Buzzing woodwinds evoked insects and night birds, answered by rattling percussion and scratchy string sounds. Much of the piece has the feel of a funeral march, set in C minor, which Noseda’s edgy tempo pushed too fast. The middle section purred, with its combination of soft harps and woodwinds, before a rousing return to loud and full textures.

The third movement opened with pleasing hesitation, but Noseda settled on a fleet pacing that did not quite suit Mahler’s marking (“Fluent, but not fast”). The balances and dynamics were admirably restrained, giving the sense of something skulking in the darkness. Noseda and the NSO had their best moments in the fourth movement, a moonlit serenade, made sentimental with snatches of folksy sound from the mandolin and guitar played by Neil Gladd and Jim Roberts, respectively.

The concluding Rondo-Finale is, by design, a crazy hodge-podge, which some conductors have even mocked as vulgar. Noseda embraced the work’s contradictions and broad comic strokes. The opening timpani and brass salvos set a brash tone, alternating with gentle episodes and puzzling operatic allusions. Mahler throws everything in his huge battery at the wall, from janissary cymbals and triangle to the cowbells, now on stage and combined with jangling tubular bells. Just when the piece seems to get hung up, on a confused augmented chord, Mahler adjusted the harmony to plain old C major with a final blast.

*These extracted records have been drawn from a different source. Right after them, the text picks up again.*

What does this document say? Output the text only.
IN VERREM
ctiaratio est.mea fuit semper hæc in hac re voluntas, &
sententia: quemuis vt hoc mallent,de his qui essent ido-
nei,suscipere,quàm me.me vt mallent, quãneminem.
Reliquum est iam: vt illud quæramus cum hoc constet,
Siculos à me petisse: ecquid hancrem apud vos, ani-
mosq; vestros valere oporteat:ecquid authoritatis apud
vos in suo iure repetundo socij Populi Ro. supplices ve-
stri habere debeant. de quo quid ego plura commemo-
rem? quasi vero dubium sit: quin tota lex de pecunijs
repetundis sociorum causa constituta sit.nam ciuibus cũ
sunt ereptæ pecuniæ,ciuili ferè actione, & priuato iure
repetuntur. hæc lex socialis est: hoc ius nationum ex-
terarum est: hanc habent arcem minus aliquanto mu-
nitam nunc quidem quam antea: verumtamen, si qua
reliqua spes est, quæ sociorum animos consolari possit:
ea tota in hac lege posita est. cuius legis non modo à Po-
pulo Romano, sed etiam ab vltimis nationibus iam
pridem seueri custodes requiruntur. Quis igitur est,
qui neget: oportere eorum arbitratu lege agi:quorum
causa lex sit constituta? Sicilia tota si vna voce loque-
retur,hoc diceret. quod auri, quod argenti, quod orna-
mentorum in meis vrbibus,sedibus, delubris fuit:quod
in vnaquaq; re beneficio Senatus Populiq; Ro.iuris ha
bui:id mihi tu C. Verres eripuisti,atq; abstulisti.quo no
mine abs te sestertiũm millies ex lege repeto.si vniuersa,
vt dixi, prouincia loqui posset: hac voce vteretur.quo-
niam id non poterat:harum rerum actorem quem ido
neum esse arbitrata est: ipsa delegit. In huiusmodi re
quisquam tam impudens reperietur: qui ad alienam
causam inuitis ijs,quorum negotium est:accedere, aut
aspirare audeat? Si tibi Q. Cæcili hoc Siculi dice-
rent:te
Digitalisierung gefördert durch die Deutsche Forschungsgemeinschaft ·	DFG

Mahler’s Symphony No. 7 will be repeated 11:30 a.m. Friday and 8 p.m. Saturday. kennedy-center.org


One Response to “Fast and furious: a Mahler 7 that contains multitudes from Noseda, NSO”

  1. Posted Jun 02, 2024 at 12:06 am by Cory Jorgensen

    I went to the Saturday performance, and I agree with everything you said, unfortunately right down to the baritone player cracking the SECOND note of his solo in the second measure of the piece (oy vey!). It was hard to enjoy the 4th movement at such a brisk tempo. Other than that, it was wonderful. The first and fourth movements were maybe close to the best I’ve ever heard (minus said cracked note).